Database throughput has faced the bottleneck with increasing TPS. For the application with massive concurrence read but less write in the same time, we can divide the database into a primary database and a replica database. The primary database is responsible for the insert, delete and update of transactions, while the replica database is responsible for queries. It can significantly improve the query performance of the whole system by effectively avoiding row locks.
One primary database with multiple replica databases can further enhance processing capacity by distributing queries evenly into multiple data replicas. Multiple primary databases with multiple replica databases can enhance not only throughput but also availability. Therefore, the system can still run normally, even though any database is down or physical disk destroyed.
Different from the sharding that separates data to all nodes according to sharding keys, readwrite-splitting routes read and write separately to primary database and replica databases according SQL analysis.
Data in readwrite-splitting nodes are consistent, whereas that in shards is not. The combined use of sharding and readwrite-splitting will effectively enhance the system performance.
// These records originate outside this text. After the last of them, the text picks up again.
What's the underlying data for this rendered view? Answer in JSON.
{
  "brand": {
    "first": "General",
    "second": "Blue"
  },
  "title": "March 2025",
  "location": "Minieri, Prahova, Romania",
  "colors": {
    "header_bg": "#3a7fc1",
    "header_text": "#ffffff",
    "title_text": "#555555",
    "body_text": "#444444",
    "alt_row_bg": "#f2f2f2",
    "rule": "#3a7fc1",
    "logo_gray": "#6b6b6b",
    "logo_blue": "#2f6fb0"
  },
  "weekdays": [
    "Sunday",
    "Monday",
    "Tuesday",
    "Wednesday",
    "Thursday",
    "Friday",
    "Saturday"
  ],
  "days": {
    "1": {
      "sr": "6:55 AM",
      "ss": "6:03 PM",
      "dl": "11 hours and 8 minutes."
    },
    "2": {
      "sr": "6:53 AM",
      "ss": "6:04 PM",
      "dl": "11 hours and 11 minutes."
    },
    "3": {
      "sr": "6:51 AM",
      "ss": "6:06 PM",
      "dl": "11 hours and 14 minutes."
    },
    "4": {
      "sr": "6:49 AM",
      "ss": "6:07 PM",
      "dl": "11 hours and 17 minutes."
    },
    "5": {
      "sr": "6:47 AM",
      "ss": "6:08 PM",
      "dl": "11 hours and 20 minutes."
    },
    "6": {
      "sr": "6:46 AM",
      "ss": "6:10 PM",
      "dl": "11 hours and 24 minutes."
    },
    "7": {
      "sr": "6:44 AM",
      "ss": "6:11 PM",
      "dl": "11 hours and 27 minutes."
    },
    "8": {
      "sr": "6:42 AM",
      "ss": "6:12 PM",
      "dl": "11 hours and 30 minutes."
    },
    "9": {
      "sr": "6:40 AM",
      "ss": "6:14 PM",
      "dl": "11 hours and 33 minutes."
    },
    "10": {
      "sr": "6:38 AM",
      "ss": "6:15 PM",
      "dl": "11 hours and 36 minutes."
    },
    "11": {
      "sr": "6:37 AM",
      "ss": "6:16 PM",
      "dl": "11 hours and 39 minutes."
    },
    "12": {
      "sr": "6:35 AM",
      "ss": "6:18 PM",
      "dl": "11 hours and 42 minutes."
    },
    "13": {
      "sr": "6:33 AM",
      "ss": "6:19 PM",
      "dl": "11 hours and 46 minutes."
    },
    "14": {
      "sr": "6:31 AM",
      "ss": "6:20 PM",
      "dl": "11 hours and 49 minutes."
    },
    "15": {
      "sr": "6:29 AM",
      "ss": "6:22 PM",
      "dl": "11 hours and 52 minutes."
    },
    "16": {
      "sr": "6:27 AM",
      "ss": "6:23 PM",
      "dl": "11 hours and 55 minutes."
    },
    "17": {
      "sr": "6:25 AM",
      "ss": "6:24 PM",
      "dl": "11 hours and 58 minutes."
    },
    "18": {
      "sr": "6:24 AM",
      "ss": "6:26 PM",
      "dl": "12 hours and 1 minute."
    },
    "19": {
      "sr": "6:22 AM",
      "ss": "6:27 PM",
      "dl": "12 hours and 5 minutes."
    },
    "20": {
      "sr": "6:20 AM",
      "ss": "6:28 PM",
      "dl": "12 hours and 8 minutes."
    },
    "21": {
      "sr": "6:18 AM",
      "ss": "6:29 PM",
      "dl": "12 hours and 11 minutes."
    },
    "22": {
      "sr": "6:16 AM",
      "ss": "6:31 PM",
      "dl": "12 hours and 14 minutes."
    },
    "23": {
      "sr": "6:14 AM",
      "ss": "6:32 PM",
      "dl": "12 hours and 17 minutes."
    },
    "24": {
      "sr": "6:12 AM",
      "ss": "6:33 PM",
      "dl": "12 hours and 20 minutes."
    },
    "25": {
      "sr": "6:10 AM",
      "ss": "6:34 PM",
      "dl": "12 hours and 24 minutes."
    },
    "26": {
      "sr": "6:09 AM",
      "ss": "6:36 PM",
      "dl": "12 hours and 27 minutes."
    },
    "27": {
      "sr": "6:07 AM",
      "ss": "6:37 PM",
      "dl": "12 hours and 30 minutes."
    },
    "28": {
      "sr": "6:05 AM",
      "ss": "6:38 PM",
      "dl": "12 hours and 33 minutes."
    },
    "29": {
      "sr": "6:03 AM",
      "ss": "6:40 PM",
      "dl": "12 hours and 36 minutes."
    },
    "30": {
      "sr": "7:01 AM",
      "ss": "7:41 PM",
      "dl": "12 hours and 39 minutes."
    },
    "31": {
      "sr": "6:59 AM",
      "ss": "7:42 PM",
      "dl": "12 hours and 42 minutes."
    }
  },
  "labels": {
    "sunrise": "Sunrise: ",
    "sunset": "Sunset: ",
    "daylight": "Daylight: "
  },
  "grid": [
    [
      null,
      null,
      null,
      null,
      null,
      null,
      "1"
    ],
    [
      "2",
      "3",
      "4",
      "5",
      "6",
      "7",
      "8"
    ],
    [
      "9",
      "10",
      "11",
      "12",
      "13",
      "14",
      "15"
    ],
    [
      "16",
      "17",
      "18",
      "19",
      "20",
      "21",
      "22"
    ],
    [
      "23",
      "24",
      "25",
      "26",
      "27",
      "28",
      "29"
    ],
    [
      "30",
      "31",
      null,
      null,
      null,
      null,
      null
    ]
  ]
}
Though readwrite-splitting can enhance system throughput and availability, it also brings inconsistent data, including that among multiple primary databases and among primary databases and replica databases. What’s more, it also brings the same problem as data sharding, complicating developer and operator’s maintenance and operation. The following diagram has shown the complex topological relations between applications and database groups when sharding used together with readwrite-splitting.
The main design goal of readwrite-splitting of Apache ShardingSphere is to try to reduce the influence of readwrite-splitting, in order to let users use primary-replica database group like one database.